Graphene oxide modified membrane for highly efficient wastewater treatment by dynamic combination of nanofiltration and catalysis

Abstract Stacked graphene oxide (GO) nano-sheets with plentiful nanopores incorporated onto polymeric membrane are promising for water purification. However, maintaining high water permeability without sacrificing separation efficiency remains a challenge. Delamination of the GO layer from the membrane surface is another bottleneck affecting the efficiency of the material. To solve those problems, we immobilized a chemically crosslinked GO composite layer with enlarged interlayer space on the surface of a novel catalytic membrane, which served as the support. The modified GO nanosheets-coated catalytic membranes showed excellent separation robustness with withstanding strong lateral shear force during 6 h filtration in a crossflow model.
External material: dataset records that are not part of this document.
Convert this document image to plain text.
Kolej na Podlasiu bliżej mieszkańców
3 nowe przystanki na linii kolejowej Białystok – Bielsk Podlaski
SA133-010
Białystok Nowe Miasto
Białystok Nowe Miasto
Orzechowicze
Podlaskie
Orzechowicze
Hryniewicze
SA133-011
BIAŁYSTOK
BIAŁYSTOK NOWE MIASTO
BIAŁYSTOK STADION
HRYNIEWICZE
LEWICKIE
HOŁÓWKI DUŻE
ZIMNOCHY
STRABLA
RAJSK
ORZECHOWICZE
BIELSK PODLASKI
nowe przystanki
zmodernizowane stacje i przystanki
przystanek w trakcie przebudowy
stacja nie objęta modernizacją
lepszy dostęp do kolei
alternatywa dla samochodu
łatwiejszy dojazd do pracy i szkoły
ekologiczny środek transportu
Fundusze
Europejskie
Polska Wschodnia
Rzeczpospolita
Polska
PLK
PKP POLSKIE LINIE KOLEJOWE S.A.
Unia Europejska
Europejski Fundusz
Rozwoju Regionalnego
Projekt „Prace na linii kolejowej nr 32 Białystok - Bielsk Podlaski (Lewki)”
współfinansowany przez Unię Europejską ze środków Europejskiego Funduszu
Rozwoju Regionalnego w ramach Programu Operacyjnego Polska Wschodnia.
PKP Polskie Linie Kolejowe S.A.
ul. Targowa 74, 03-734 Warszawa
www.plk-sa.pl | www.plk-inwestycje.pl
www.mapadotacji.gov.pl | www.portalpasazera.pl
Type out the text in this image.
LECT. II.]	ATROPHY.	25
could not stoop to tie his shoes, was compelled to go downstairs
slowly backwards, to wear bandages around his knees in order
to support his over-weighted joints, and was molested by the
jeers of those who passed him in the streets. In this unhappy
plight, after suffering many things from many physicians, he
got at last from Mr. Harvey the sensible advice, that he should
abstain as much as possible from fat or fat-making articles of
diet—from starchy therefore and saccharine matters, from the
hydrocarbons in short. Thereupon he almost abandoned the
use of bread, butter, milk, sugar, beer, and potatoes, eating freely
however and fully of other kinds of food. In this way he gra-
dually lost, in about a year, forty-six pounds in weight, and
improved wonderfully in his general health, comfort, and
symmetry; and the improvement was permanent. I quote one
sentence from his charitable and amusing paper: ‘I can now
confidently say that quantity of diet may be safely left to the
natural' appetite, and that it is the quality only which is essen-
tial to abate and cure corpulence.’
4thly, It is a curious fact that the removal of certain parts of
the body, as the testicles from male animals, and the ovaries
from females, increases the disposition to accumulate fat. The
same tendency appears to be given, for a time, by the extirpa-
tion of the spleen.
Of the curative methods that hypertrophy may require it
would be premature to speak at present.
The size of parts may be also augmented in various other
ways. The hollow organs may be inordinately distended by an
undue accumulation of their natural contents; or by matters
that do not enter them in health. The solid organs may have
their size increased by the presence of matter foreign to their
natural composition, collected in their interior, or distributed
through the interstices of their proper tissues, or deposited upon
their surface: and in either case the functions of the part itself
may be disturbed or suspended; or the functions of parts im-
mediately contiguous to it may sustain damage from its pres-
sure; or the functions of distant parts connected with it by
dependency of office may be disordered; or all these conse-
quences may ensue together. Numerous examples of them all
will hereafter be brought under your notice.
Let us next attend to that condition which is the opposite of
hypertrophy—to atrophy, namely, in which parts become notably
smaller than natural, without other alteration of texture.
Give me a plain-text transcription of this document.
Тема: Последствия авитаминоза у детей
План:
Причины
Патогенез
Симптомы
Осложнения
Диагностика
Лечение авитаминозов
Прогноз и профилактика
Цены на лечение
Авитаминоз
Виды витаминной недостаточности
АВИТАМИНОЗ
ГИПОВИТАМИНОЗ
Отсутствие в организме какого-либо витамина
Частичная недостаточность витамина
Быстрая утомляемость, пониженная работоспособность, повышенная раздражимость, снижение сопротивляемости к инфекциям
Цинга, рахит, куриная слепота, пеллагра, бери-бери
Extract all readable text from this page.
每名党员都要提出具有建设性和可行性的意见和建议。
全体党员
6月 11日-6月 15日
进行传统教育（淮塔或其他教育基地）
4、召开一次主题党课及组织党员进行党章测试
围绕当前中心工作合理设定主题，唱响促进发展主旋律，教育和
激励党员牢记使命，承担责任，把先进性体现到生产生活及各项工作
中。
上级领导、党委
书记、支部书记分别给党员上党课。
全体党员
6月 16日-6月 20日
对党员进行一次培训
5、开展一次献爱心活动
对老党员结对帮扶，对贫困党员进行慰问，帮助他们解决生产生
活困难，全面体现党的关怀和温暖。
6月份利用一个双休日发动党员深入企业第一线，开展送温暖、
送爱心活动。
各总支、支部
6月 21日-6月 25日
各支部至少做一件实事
The as-prepared membrane showed high removal efficiencies to Congo red and Basic blue (99 % and 96 %, respectively) due to the surface-coated GO composite layer. Furthermore, while launching the catalytic function of the membrane with a trace amount of reducing agent (NaBH4), the GO-coated composite membrane successfully purified 50 ppm Methyl orange, 50 ppm Methylene blue, 50 ppm Rhodamine B and 0.272 mmol/L 4-Nitrophenol to break through the membrane rejection limitation of 500 Mw. Combining nano-filtration and catalysis, the GO-coated composite membranes showed great potential for the continuous purification of chemically contaminated water.